Exploration is most commonly used to check that a connection is working as intended and that the correct permissions and credentials are being used to connect.
The ability to use connections from code is intended to allow developers to extend and customize connections from Foundry to other systems. Palantir's general principle is that anything possible in the platform using dedicated connectors and point-and-click configuration options should also be achievable by writing custom code. At any point, developers should be able to switch to code-based connectivity for more granular control over the functionality or performance of workflows that perform external connections.
Any connector may be used in code; in most cases, we recommend using either the REST API source or generic connector when connecting from code.
Use in code option | Description |
---|---|
External transforms | External transforms allow transforms written in Python to communicate with external systems. External transforms are a code-based alternative for file batch syncs, file exports, table batch syncs, table exports, and media syncs. External transforms may also be used to register data into virtual media sets and virtual tables. |
External functions (webhooks) | External functions written in TypeScript support importing a source in order to invoke existing webhooks defined on that source. This allows existing webhook calls to be wrapped in custom typescript logic and error handling. |
External functions (direct) | External functions now allow direct calls to external systems using fetch for TypeScript and requests for Python. External functions are a code-based alternative for webhooks. |
Compute modules | Compute modules allow for long-running compute and writing connections in arbitrary languages.
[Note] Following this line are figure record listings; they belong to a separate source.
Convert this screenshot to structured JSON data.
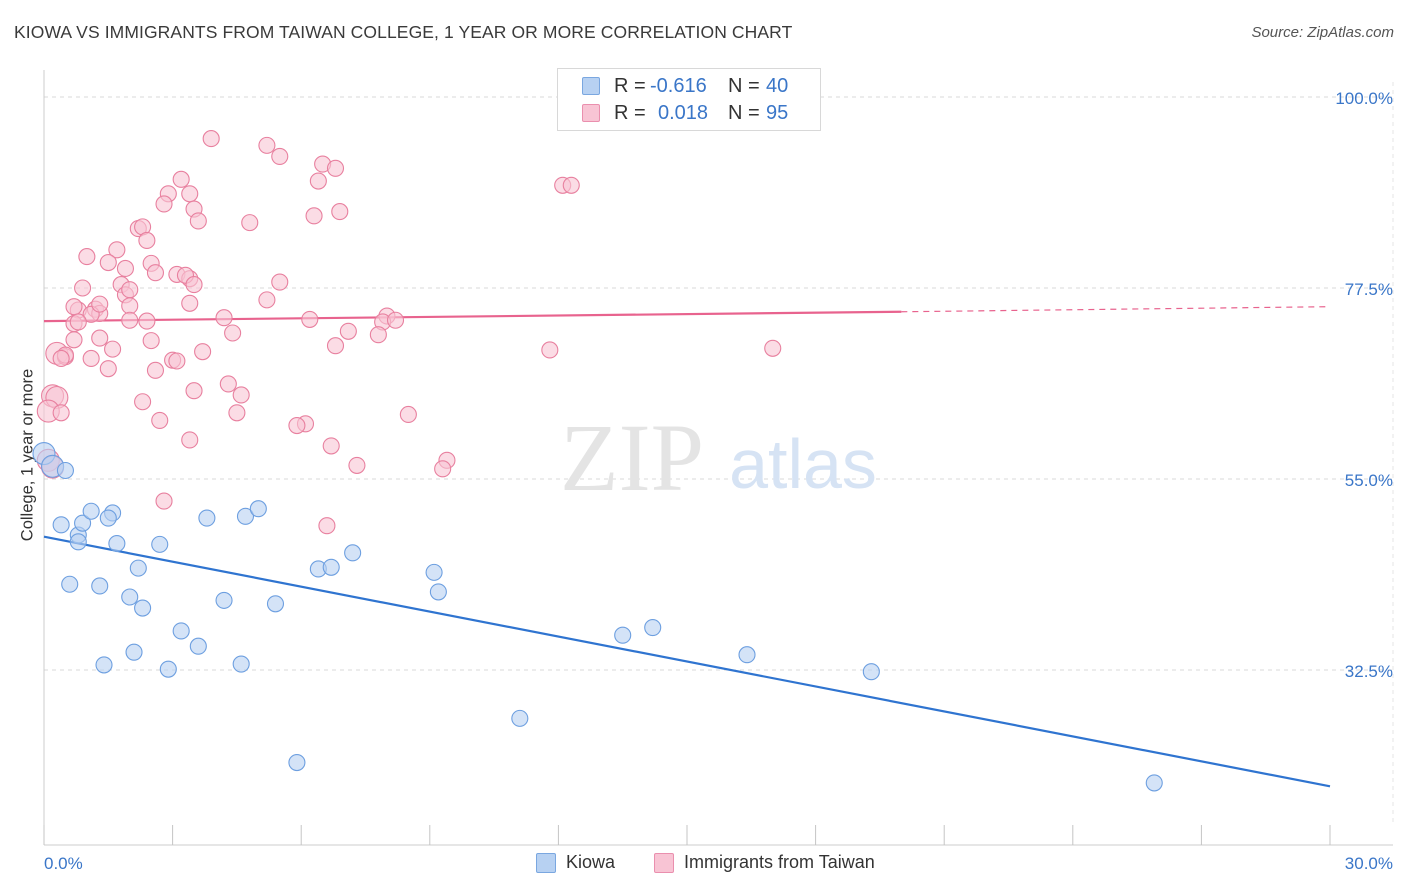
{
  "title": "KIOWA VS IMMIGRANTS FROM TAIWAN COLLEGE, 1 YEAR OR MORE CORRELATION CHART",
  "source": "Source: ZipAtlas.com",
  "watermark": {
    "zip": "ZIP",
    "atlas": "atlas"
  },
  "legend": {
    "kiowa": {
      "r_label": "R =",
      "r_value": "-0.616",
      "n_label": "N =",
      "n_value": "40"
    },
    "taiwan": {
      "r_label": "R =",
      "r_value": "0.018",
      "n_label": "N =",
      "n_value": "95"
    }
  },
  "colors": {
    "kiowa_fill": "#b7d1f2",
    "kiowa_stroke": "#6d9fe0",
    "kiowa_line": "#2f74d0",
    "taiwan_fill": "#f8c4d4",
    "taiwan_stroke": "#e8809f",
    "taiwan_line": "#e8638e",
    "tick_label": "#3a76c8",
    "grid": "#d9d9d9"
  },
  "chart_data": {
    "type": "scatter",
    "title": "KIOWA VS IMMIGRANTS FROM TAIWAN COLLEGE, 1 YEAR OR MORE CORRELATION CHART",
    "xlabel": "",
    "ylabel": "College, 1 year or more",
    "xlim": [
      0,
      30
    ],
    "ylim": [
      10,
      102
    ],
    "x_tick_labels": [
      "0.0%",
      "30.0%"
    ],
    "y_ticks": [
      32.5,
      55.0,
      77.5,
      100.0
    ],
    "y_tick_labels": [
      "32.5%",
      "55.0%",
      "77.5%",
      "100.0%"
    ],
    "grid": true,
    "legend_placement": "top-center",
    "series": [
      {
        "name": "Kiowa",
        "trend": {
          "x": [
            0.0,
            30.0
          ],
          "y": [
            48.2,
            18.8
          ],
          "extrapolate_to": null
        },
        "points": [
          [
            0.0,
            58.0
          ],
          [
            0.2,
            56.5
          ],
          [
            0.5,
            56.0
          ],
          [
            0.4,
            49.6
          ],
          [
            0.8,
            48.4
          ],
          [
            0.9,
            49.8
          ],
          [
            1.1,
            51.2
          ],
          [
            1.6,
            51.0
          ],
          [
            1.5,
            50.4
          ],
          [
            0.8,
            47.6
          ],
          [
            1.7,
            47.4
          ],
          [
            2.7,
            47.3
          ],
          [
            3.8,
            50.4
          ],
          [
            4.7,
            50.6
          ],
          [
            5.0,
            51.5
          ],
          [
            2.2,
            44.5
          ],
          [
            0.6,
            42.6
          ],
          [
            1.3,
            42.4
          ],
          [
            2.0,
            41.1
          ],
          [
            2.3,
            39.8
          ],
          [
            4.2,
            40.7
          ],
          [
            5.4,
            40.3
          ],
          [
            6.4,
            44.4
          ],
          [
            6.7,
            44.6
          ],
          [
            7.2,
            46.3
          ],
          [
            9.1,
            44.0
          ],
          [
            9.2,
            41.7
          ],
          [
            3.2,
            37.1
          ],
          [
            3.6,
            35.3
          ],
          [
            2.1,
            34.6
          ],
          [
            1.4,
            33.1
          ],
          [
            2.9,
            32.6
          ],
          [
            4.6,
            33.2
          ],
          [
            13.5,
            36.6
          ],
          [
            14.2,
            37.5
          ],
          [
            16.4,
            34.3
          ],
          [
            19.3,
            32.3
          ],
          [
            11.1,
            26.8
          ],
          [
            5.9,
            21.6
          ],
          [
            25.9,
            19.2
          ]
        ]
      },
      {
        "name": "Immigrants from Taiwan",
        "trend": {
          "x": [
            0.0,
            20.0
          ],
          "y": [
            73.6,
            74.7
          ],
          "extrapolate_to": [
            30.0,
            75.3
          ]
        },
        "points": [
          [
            3.9,
            95.1
          ],
          [
            5.2,
            94.3
          ],
          [
            6.5,
            92.1
          ],
          [
            6.8,
            91.6
          ],
          [
            3.2,
            90.3
          ],
          [
            6.4,
            90.1
          ],
          [
            12.1,
            89.6
          ],
          [
            12.3,
            89.6
          ],
          [
            2.9,
            88.6
          ],
          [
            3.4,
            88.6
          ],
          [
            2.8,
            87.4
          ],
          [
            3.5,
            86.8
          ],
          [
            6.3,
            86.0
          ],
          [
            6.9,
            86.5
          ],
          [
            3.6,
            85.4
          ],
          [
            4.8,
            85.2
          ],
          [
            2.2,
            84.5
          ],
          [
            2.3,
            84.7
          ],
          [
            2.4,
            83.1
          ],
          [
            1.7,
            82.0
          ],
          [
            1.0,
            81.2
          ],
          [
            1.5,
            80.5
          ],
          [
            2.5,
            80.4
          ],
          [
            1.9,
            79.8
          ],
          [
            2.6,
            79.3
          ],
          [
            3.1,
            79.1
          ],
          [
            3.4,
            78.6
          ],
          [
            3.3,
            79.0
          ],
          [
            3.5,
            77.9
          ],
          [
            5.5,
            78.2
          ],
          [
            1.8,
            77.9
          ],
          [
            0.9,
            77.5
          ],
          [
            1.9,
            76.7
          ],
          [
            2.0,
            77.3
          ],
          [
            3.4,
            75.7
          ],
          [
            5.2,
            76.1
          ],
          [
            0.8,
            74.9
          ],
          [
            1.2,
            75.0
          ],
          [
            0.7,
            75.3
          ],
          [
            1.3,
            74.5
          ],
          [
            1.1,
            74.4
          ],
          [
            1.3,
            75.6
          ],
          [
            2.0,
            75.4
          ],
          [
            4.2,
            74.0
          ],
          [
            2.0,
            73.7
          ],
          [
            2.4,
            73.6
          ],
          [
            0.7,
            73.3
          ],
          [
            0.8,
            73.5
          ],
          [
            6.2,
            73.8
          ],
          [
            8.0,
            74.2
          ],
          [
            7.9,
            73.5
          ],
          [
            8.2,
            73.7
          ],
          [
            4.4,
            72.2
          ],
          [
            7.1,
            72.4
          ],
          [
            7.8,
            72.0
          ],
          [
            1.3,
            71.6
          ],
          [
            0.7,
            71.4
          ],
          [
            2.5,
            71.3
          ],
          [
            6.8,
            70.7
          ],
          [
            11.8,
            70.2
          ],
          [
            17.0,
            70.4
          ],
          [
            1.6,
            70.3
          ],
          [
            3.7,
            70.0
          ],
          [
            0.3,
            69.8
          ],
          [
            0.5,
            69.4
          ],
          [
            0.5,
            69.6
          ],
          [
            0.4,
            69.2
          ],
          [
            1.1,
            69.2
          ],
          [
            3.0,
            69.0
          ],
          [
            3.1,
            68.9
          ],
          [
            1.5,
            68.0
          ],
          [
            2.6,
            67.8
          ],
          [
            4.3,
            66.2
          ],
          [
            3.5,
            65.4
          ],
          [
            4.6,
            64.9
          ],
          [
            0.2,
            64.8
          ],
          [
            0.3,
            64.6
          ],
          [
            2.3,
            64.1
          ],
          [
            0.1,
            63.0
          ],
          [
            0.4,
            62.8
          ],
          [
            4.5,
            62.8
          ],
          [
            8.5,
            62.6
          ],
          [
            2.7,
            61.9
          ],
          [
            6.1,
            61.5
          ],
          [
            5.9,
            61.3
          ],
          [
            3.4,
            59.6
          ],
          [
            6.7,
            58.9
          ],
          [
            9.4,
            57.2
          ],
          [
            7.3,
            56.6
          ],
          [
            9.3,
            56.2
          ],
          [
            0.1,
            57.2
          ],
          [
            0.2,
            56.4
          ],
          [
            2.8,
            52.4
          ],
          [
            6.6,
            49.5
          ],
          [
            5.5,
            93.0
          ]
        ]
      }
    ]
  },
  "bottom_legend": {
    "kiowa": "Kiowa",
    "taiwan": "Immigrants from Taiwan"
  }
}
Compute modules may be used as a code-based alternative for streaming syncs, streaming exports, change data capture syncs, and webhooks. |
External models | External models currently do not support importing sources. Instead, you must use network egress policies directly. |
Code workspaces | Code workspaces currently do not support importing sources. Instead, you must use network egress policies directly. |
Code workbooks | Code workbooks currently do not support external connections. |
Not all source configurations allow usage of the Use in code capability. Agent worker connections are not supported, and some credential types such as cloud identity, outbound application, and OIDC may not currently be used from code.
Data connection also includes a variety of other concepts relevant for specific workflows. Some concepts were previously used and are now sunset, but are retained here for reference.
Historically, the term Sync was used in a generic way to refer to bringing data into Foundry. Syncs are now separated into the more specific capabilities listed above. More details are available for each capability, such as batch syncs, streaming syncs, change data capture syncs, media syncs, and so on.
Tasks are in the sunset phase of development and will be deprecated at a future date. Full support remains available. We recommend migrating your workflows to code-based connectivity options.
The plugin framework used to implement connectors allows custom extensions called tasks. Tasks represent a unit of functionality configured by providing YAML and implemented in Java as part of the Data Connection plugin. Palantir has stopped developing new tasks, and all officially supported capabilities have migrated away from using tasks.
Connections running in Foundry originally only supported direct connections and were referred to as a "direct connection". These connections have now been incorporated into the Foundry worker concept.